I just attended IDF and I’ve got to say, Intel has certainly gotten the cloud message. Almost everything is centered on clouds, from the high-concept keynotes to the presentations on low-level infrastructure, although if you dug deep enough there was content for general old-fashioned data center and I&O professionals. Some highlights:
Chips and processors and low-level hardware
Intel is, after all, a semiconductor foundry, and despite their expertise in design, their true core competitive advantage is their foundry operations – even their competitors grudgingly acknowledge that they can manufacture semiconductors better than anyone else on the planet. As a consequence, showing off new designs and processes is always front and center at IDF, and this year was no exception. Last year it was Sandy Bridge, the 22nm shrink of the 32nm Westmere (although Sandy Bridge also incorporated some significant design improvements). This year it was Ivy Bridge, the 22nm “tick” of the Intel “tick-tock” design cycle. Ivy Bridge is the new 22nm architecture and seems to have inherited Intel’s recent focus on power efficiency, with major improvements beyond the already solid advantages of their 22nm process, including deeper P-States and the ability to actually shut down parts of the chip when it is idle. While they did not discuss the server variants in any detail, the desktop versions will get an entirely new integrated graphics processor which they are obviously hoping will blunt AMD’s resurgence in client systems. On the server side, if I were to guess, I would guess more cores and larger caches, along with increased support for virtualization of I/O beyond what they currently have.

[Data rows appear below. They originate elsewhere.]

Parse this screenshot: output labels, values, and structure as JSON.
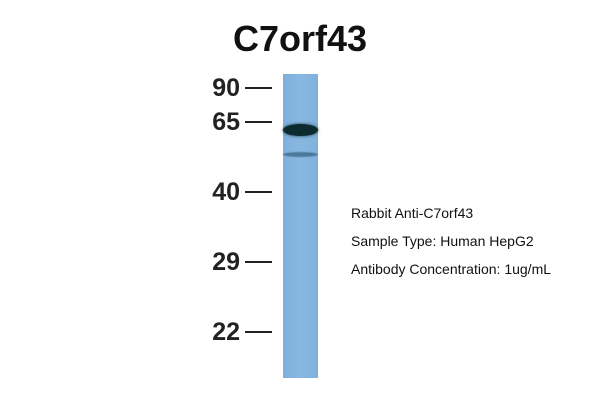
{
  "title": "C7orf43",
  "markers": [
    "90",
    "65",
    "40",
    "29",
    "22"
  ],
  "lane": {
    "color": "#84b4e0",
    "bands": [
      "main band below 65",
      "faint band below main band"
    ]
  },
  "info": {
    "antibody": "Rabbit Anti-C7orf43",
    "sample": "Sample Type: Human HepG2",
    "concentration": "Antibody Concentration: 1ug/mL"
  }
}
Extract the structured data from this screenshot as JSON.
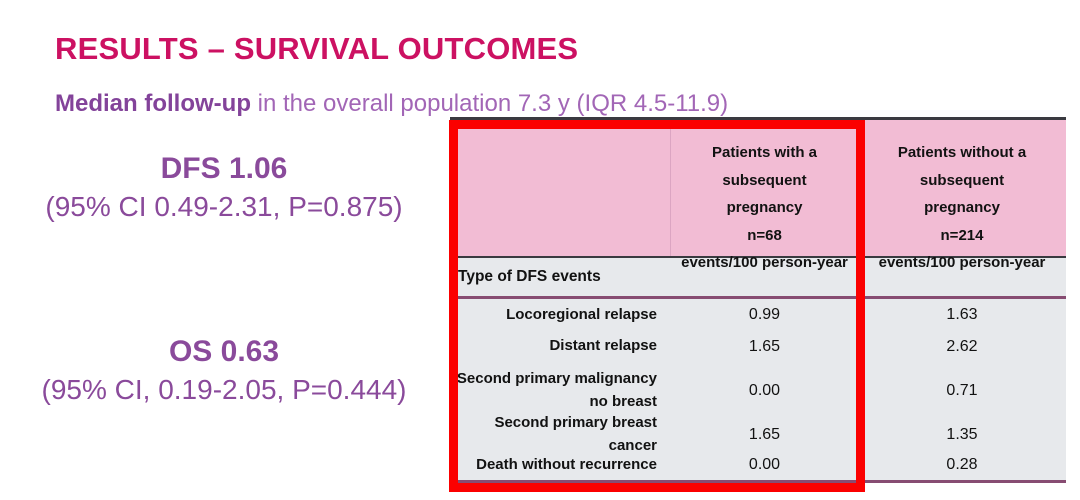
{
  "slide": {
    "title": "RESULTS – SURVIVAL OUTCOMES",
    "subtitle_bold": "Median follow-up",
    "subtitle_rest": " in the overall population 7.3 y (IQR 4.5-11.9)"
  },
  "stats": {
    "dfs_label": "DFS 1.06",
    "dfs_ci": "(95% CI 0.49-2.31, P=0.875)",
    "os_label": "OS 0.63",
    "os_ci": "(95% CI, 0.19-2.05, P=0.444)"
  },
  "table": {
    "columns": {
      "with_pregnancy": {
        "lines": [
          "Patients with a subsequent",
          "pregnancy",
          "n=68",
          "events/100 person-year"
        ]
      },
      "without_pregnancy": {
        "lines": [
          "Patients without a subsequent",
          "pregnancy",
          "n=214",
          "events/100 person-year"
        ]
      }
    },
    "section_header": "Type of DFS events",
    "rows": [
      {
        "label": "Locoregional relapse",
        "with_pregnancy": "0.99",
        "without_pregnancy": "1.63"
      },
      {
        "label": "Distant relapse",
        "with_pregnancy": "1.65",
        "without_pregnancy": "2.62"
      },
      {
        "label": "Second primary malignancy no breast",
        "with_pregnancy": "0.00",
        "without_pregnancy": "0.71"
      },
      {
        "label": "Second primary breast cancer",
        "with_pregnancy": "1.65",
        "without_pregnancy": "1.35"
      },
      {
        "label": "Death without recurrence",
        "with_pregnancy": "0.00",
        "without_pregnancy": "0.28"
      }
    ]
  },
  "colors": {
    "title_magenta": "#CC1162",
    "subtitle_purple_bold": "#83439A",
    "subtitle_purple": "#A266B6",
    "stat_purple": "#8A4A9B",
    "table_header_pink": "#F2BCD4",
    "table_body_gray": "#E7E9EC",
    "divider_dark": "#3A3A40",
    "divider_plum": "#874C72",
    "highlight_red": "#FB0000"
  }
}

At the Hot Chips conference last week, Intel disclosed additional details about the upcoming Poulson Itanium CPU due for shipment early next year. For Itanium loyalists (essentially committed HP-UX customers) the disclosures are a ray of sunshine among the gloomy news that has been the lot of Itanium devotees recently.
Poulson will bring several significant improvements to Itanium in both performance and reliability. On the performance side, we have significant improvements on several fronts:
Process – Poulson will be manufactured with the same 32 nm semiconductor process that will (at least for a while) be driving the high-end Xeon processors. This is goodness all around – performance will improve and Intel now can load its latest production lines more efficiently.
More cores and parallelism – Poulson will be an 8-core processor with a whopping 54 MB of on-chip cache, and Intel has doubled the width of the multi-issue instruction pipeline, from 6 to 12 instructions. Combined with improved hyperthreading, the combination of 2X cores and 2X the total number of potential instructions executed per clock cycle by each core hints at impressive performance gains.
Architecture and instruction tweaks – Intel has added additional instructions based on analysis of workloads. This kind of tuning of processor architectures seldom results in major gains in performance, but every small increment helps.